Em dezembro do ano passado, uma comissão de parlamentares coordenada pelo deputado Sarney Filho (PV-MA ) visitou a aldeia Pyelito Kue. “A comissão reconheceu os direitos históricos dos índios e concluiu que a situação deles é crítica e desumana”, afirma o deputado. Ele diz que o grupo conseguiu aumentar de R$ 2 milhões para R$ 40 milhões o volume de verbas para desapropriar a área. “O proprietário da fazenda não é culpado, uma vez que o título de imóvel rural foi distribuído pelo Estado a vários fazendeiros na primeira metade do século 20”, diz Sarney Filho. Se a concessão dos títulos aos fazendeiros rurais há quase 100 anos desalojou os indígenas, agora são produtores rurais que correm o risco de receber o troco. “Quando as terras são cedidas aos índios, muitas vezes os produtores rurais são realocados em regiões improdutivas”, diz o assessor jurídico da Federação da Agricultura de Mato Grosso do Sul (Famasul), Carlo Daniel Coldibelli.

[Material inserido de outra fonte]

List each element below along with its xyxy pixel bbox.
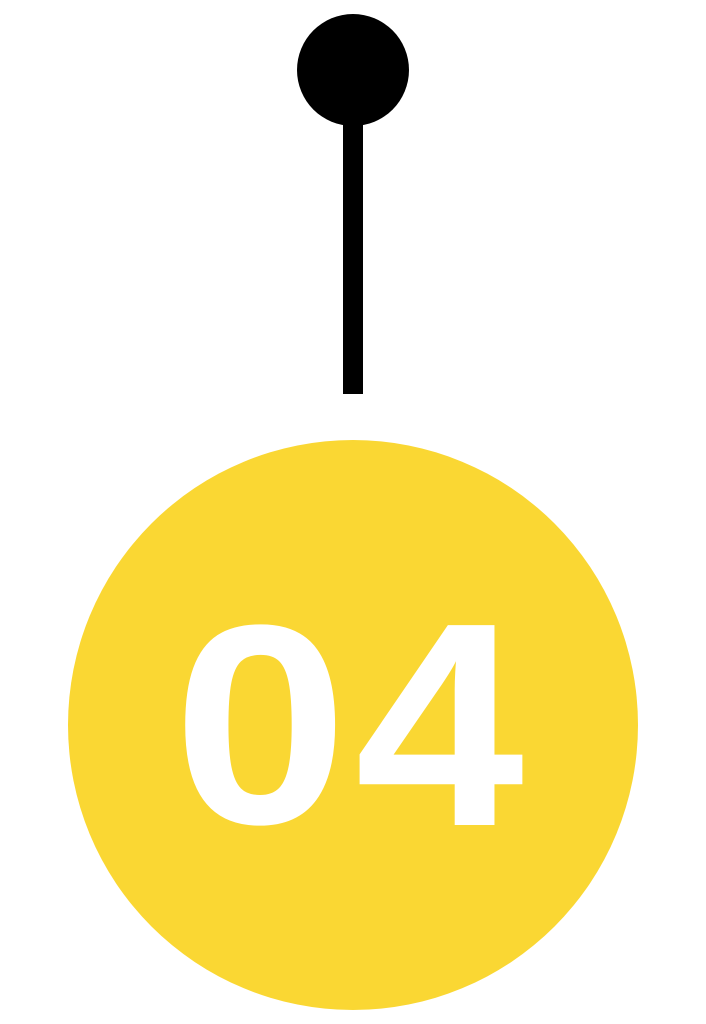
yellow number badge [68, 440, 638, 1010]
step number: 4 [355, 562, 526, 887]
step number [173, 562, 526, 887]
step number: 0 [173, 565, 348, 884]
icon: pin marker [297, 14, 409, 394]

Segundo ele, em alguns casos, a área transformada em reserva indígena acaba se tornando improdutiva, por falta de equipamentos e assistência técnica. “Essa discussão acontece justamente nas áreas mais férteis para agricultura do Estado, e por isso existem atualmente 56 propriedades invadidas nessa região”, afirma Coldibelli. Os conflitos estão até desestimulando transações de compra e venda de terras na região sul do Estado. “Quando os investidores rurais se deparam com essa insegurança jurídica, preferem migrar para outras regiões”, diz o assessor jurídico da Famasul. A Funai argumenta que, desde 2008, formou seis grupos de trabalho para estudos de identificação de terras indígenas no sul de Mato Grosso do Sul, que seriam destinadas aos guarani e aos kaiowá. Em visita à região, em novembro do ano passado, a presidente da Funai, Marta Maria Azevedo, disse aos produtores que o governo federal vem estudando uma forma de compensar quem tem título de propriedade nos limites das terras reconhecidas como tradicionalmente indígenas. O que dificulta a conclusão do processo, segundo a Funai, é a falta de acordo sobre quem é, de fato, o dono das terras.